While joining the general consensus of 'let's move past this,' Jackson offers a little more criticism of Governor Jindal. "I'm more concerned about the governor's veto for funding of the Robinson Film Center that was included. This was a regional initiative."
In a move that shook his most ardent supporters and possibly signaled the end of the honeymoon, Jindal had said a few weeks ago that he would not veto the pay raise. Some pundits even believe that was part of a deal to get his ethics reform pushed through.
"Ethics reform, as Governor Jindal calls it, came at the expense of a vote swap, just like that," says Elliot Stonecipher, a political analyst.
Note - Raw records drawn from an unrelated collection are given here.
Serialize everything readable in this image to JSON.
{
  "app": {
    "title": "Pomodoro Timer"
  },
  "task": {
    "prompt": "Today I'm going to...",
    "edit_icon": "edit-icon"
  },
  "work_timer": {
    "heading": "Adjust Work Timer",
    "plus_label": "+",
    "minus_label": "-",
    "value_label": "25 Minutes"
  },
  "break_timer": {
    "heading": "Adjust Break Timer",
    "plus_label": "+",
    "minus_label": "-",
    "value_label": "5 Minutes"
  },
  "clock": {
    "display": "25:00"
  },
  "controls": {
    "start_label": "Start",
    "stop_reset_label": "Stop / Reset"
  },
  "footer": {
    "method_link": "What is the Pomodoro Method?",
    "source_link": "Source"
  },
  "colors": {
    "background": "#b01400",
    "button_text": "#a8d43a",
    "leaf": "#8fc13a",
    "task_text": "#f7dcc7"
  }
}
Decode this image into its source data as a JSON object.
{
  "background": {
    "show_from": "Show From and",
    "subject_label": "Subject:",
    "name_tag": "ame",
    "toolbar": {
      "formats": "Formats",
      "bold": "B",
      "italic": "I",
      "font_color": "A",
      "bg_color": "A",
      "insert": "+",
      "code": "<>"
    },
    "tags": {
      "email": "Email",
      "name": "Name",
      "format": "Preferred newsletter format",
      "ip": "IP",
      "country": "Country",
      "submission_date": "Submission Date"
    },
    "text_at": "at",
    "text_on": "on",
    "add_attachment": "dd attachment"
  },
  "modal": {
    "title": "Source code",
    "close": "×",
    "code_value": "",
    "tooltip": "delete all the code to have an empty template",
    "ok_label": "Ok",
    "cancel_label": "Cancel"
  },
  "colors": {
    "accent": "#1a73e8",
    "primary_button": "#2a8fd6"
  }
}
"I really doubt that was an issue. I don't think that had anything to do with it," says Representative Henry Burns. He voted against the pay raise, and said he's relieved that it was vetoed. But he doesn't suspect backroom politics.
Lawmakers who voted for the pay raise became the subject of much criticism throughout the state. Representative Roy Burrell said, "It's an insult, the rhetoric, and uproar."
"His staff needs to take this issue as a wake up call and to be more engaged in the legislative process," says Jackson. She and other legislators point to a future re-visiting of the pay raise issue.